Objective Nonpowder guns, defined as spring- or gas-powered BB or pellet guns, can be dangerous weapons that are often marketed to children. In recent decades, advances in compressed-gas technology have led to a significant increase in the power and muzzle velocity of these weapons. The risk of intracranial injury in children due to nonpowder weapons is poorly documented. Methods A retrospective review was conducted at 3 institutions studying children 16 years or younger who had intracranial injuries secondary to nonpowder guns. Results The authors reviewed 14 cases of intracranial injury in children from 3 institutions. Eleven (79%) of the 14 children were injured by BB guns, while 3 (21%) were injured by pellet guns. In 10 (71%) children, the injury was accidental.
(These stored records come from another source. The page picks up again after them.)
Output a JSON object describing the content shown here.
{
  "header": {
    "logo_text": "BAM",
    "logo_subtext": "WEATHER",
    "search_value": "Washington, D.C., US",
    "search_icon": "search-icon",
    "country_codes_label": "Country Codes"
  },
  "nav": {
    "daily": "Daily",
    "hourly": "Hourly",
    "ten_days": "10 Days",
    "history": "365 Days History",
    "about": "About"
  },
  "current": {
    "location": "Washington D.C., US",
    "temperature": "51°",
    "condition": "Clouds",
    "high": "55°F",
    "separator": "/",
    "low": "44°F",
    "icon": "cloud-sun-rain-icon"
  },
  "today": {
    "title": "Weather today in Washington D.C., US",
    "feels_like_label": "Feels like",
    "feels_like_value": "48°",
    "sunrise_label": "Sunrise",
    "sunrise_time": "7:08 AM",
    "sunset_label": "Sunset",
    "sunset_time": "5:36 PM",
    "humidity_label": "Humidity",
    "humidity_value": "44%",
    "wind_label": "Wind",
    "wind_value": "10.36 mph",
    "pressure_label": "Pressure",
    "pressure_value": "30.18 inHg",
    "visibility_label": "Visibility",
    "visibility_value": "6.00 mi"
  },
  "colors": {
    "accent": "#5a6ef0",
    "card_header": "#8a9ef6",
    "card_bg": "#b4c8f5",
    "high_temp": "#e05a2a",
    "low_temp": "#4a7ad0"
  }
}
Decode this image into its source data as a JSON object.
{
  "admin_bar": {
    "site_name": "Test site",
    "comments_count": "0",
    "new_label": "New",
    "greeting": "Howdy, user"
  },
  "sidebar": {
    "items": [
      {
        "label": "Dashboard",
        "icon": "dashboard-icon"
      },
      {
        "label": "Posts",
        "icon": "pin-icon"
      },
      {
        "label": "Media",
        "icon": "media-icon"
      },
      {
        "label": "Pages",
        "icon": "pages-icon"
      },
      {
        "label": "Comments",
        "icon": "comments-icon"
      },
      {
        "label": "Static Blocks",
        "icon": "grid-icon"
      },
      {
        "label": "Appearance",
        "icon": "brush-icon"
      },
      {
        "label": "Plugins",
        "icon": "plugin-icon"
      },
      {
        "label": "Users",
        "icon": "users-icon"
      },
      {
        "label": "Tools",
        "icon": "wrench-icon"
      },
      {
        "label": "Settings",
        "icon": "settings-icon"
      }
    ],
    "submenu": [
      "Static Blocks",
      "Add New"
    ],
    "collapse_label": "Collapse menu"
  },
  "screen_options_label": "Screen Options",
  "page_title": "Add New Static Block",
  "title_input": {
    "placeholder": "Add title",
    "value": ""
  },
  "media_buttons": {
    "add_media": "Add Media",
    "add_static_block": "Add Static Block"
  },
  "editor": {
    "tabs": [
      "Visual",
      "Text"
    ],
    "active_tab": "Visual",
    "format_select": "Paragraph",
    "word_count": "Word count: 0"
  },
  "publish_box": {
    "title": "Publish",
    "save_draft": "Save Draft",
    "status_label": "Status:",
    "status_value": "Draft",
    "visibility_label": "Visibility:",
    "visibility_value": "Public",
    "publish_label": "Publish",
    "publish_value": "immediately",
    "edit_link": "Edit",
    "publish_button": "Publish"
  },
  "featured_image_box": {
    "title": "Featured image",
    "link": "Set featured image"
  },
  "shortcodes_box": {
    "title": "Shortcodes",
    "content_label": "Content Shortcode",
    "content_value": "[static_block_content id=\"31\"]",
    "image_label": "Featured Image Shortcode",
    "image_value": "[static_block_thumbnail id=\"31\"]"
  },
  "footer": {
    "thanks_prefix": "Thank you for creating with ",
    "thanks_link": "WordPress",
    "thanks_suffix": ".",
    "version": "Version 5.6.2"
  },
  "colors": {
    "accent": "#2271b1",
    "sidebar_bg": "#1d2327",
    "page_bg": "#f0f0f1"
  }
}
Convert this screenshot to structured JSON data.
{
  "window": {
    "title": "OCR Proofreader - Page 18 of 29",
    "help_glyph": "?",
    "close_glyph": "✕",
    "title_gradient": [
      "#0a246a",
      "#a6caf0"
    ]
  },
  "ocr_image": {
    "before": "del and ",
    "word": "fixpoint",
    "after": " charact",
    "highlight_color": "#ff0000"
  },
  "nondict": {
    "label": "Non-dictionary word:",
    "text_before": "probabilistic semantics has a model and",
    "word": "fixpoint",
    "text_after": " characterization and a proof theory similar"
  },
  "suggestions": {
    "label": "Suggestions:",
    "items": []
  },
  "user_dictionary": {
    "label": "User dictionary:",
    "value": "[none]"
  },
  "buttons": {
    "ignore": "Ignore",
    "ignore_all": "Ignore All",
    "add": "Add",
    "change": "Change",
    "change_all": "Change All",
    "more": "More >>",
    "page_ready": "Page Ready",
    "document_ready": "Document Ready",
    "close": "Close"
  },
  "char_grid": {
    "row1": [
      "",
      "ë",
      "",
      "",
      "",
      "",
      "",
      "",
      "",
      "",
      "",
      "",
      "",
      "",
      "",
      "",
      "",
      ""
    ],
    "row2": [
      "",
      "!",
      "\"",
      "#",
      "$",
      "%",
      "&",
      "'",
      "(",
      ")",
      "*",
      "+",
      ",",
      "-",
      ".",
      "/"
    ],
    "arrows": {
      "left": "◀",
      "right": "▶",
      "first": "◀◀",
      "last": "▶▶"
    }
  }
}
There was 1 recognized assault, but there were no suicide attempts; in the remaining 3 patients, the intention was indeterminate. There were no mortalities among the patients in this series. Ten (71%) of the children required operative intervention, and 6 (43%) were left with permanent neurological injuries, including epilepsy, cognitive deficits, hydrocephalus, diplopia, visual field cut, and blindness. Conclusions Nonpowder guns are weapons with the ability to penetrate a child's skull and brain. Awareness should be raised among parents, children, and policy makers as to the risk posed by these weapons.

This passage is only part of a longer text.